To the editor:
We write today to make several comments concerning the proposed water tower in Nehls park. As a kid growing up in the Wallachei, I remember well the hilltop area above New Ulm. At that time (1950-1965) the golf course was only a nine-hole course. There was corn growing in the surrounding fields. From the top of the Payne Street hill to Tenth South there were very few residences. I do remember the Hintz house and their horses. I also remember the Nehls "farm." They had a huge garden and often on summer afternoons they would be parked downtown in front of Woolworth's or Herberger's, their produce propped on the hood of the car. The first farmers market?
The story has been told about how the city came to own the Nehls property. I am not sure of the year, but know that several years passed without any action. We, my wife Cathy, Derek, Maggie and myself, moved to the development in that neighborhood in 1978. For the first few years Derek and Maggie had the run of the neighborhood, but as we approached the mid '80s there were no more empty lots. Nowhere to play. Lincoln Park was the closest park to us. That involved a car ride.
One day Maggie said to me, "Dad, How come we don't have anywhere to play?" I explained to her about the Nehls property and the proposed park. We discussed what could be done and we decided that she would write a letter to the city. When she came back with the letter and a petition, signed by some of the kids, I was a very proud dad. The council took her letter to heart and started plans to do some development. Of course, government being what it is, it took several years for any development to happen, but I know today she feels very good about her first attempt at changing something that she didn't feel was right. Maggie and her family, the Conrad's, live in New Ulm today and hope that some reasonable resolution to this issue can be made.

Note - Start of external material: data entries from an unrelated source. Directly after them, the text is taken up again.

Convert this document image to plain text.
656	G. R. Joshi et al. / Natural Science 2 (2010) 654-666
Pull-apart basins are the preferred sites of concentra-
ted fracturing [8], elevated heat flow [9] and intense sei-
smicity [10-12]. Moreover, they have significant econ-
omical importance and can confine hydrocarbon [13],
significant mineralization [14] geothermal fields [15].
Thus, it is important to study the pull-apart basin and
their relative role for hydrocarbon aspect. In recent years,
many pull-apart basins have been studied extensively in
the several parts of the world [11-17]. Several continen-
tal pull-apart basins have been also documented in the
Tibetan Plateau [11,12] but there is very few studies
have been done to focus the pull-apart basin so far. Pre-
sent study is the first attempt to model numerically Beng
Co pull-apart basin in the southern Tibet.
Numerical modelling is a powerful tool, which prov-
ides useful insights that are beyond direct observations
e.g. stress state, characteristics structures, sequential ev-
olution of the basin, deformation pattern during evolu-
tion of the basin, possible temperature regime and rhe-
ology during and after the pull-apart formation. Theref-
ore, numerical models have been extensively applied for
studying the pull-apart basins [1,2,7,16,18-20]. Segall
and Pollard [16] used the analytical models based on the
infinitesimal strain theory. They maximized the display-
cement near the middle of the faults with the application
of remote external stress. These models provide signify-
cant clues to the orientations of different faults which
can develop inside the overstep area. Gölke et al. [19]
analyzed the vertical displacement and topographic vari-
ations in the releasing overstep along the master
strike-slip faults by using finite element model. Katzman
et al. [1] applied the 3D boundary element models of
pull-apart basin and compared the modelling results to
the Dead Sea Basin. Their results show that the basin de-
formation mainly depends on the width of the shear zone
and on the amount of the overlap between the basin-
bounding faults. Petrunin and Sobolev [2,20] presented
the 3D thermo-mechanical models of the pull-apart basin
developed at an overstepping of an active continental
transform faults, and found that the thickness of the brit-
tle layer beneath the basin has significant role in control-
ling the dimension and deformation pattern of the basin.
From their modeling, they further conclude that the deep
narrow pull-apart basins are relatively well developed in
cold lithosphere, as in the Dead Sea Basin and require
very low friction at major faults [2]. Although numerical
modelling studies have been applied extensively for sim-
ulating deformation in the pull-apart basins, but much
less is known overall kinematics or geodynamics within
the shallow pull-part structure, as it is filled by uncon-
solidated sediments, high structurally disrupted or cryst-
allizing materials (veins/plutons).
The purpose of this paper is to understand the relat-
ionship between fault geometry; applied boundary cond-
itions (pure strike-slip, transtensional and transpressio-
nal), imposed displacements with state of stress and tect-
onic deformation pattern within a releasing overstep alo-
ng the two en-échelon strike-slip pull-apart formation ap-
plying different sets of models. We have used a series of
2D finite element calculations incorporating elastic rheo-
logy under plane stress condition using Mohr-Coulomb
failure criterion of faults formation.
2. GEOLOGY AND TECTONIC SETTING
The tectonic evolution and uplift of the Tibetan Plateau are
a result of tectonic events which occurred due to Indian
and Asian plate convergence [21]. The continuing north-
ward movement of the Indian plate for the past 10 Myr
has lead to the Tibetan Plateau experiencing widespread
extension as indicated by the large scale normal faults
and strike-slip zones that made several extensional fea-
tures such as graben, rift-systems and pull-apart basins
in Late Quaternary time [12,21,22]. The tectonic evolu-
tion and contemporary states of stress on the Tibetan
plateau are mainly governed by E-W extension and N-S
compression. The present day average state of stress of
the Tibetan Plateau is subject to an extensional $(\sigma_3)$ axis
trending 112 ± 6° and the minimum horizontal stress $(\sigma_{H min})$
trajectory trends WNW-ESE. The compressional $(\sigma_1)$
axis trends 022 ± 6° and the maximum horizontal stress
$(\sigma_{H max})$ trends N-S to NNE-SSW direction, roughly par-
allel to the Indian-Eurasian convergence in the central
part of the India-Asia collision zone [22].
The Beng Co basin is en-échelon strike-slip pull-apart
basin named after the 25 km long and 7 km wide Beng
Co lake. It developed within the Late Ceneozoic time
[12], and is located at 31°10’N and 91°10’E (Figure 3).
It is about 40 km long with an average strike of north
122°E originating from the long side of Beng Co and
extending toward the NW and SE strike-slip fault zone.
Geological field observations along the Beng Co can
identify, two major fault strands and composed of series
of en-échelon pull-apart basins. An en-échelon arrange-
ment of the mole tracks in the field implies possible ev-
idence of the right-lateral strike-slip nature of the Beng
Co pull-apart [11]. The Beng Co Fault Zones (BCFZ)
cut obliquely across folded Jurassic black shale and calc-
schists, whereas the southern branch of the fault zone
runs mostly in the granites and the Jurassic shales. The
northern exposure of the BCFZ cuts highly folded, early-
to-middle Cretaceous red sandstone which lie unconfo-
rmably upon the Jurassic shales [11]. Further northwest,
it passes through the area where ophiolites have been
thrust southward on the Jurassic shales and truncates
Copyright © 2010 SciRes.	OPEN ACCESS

So, as the Roiger family feels just a little bit of ownership, we write today with several comments and questions.
The golf course today is 18 holes. After the second nine was developed, the city decided that it was time to increase the water capacity for the hilltop area of the city. They revealed plans that had been on record for a long, long time. They were to build the storage in the middle of the golf course. There were lots of outraged people at the prospect of a huge water tank on the golf course. The city's response ? these plans were on the books for years. It was built and to this day it looks terrible in the middle of a golf course. Our question is ? what happened to long-term planning? Did not the city know that the Hermann Heights tower was old and crumbling? Did not the city know that increasing the runway at the airport would result in new, more restrictive rules that would be placed on development? Did not the city see that every available piece of property was being developed in housing? Did not the city see and realize that retail development would be expanding west along Highway 14? Apparently not. If they had they would have "long standing" plans for infrastructure for the hilltop.
Please don't make another mistake and place another water tower in a recreation area. Mr. Mayor, Council President, Council and City Administrator, I urge you to sit down and take a long hard look at what is going to happen in the next 30 years. How much more sewer, water, drainage and other infrastructure will have to be built? Don't saddle the city of charm and tradition with another eyesore in a recreation area.
Think about it.
Thanks in advance for doing just that.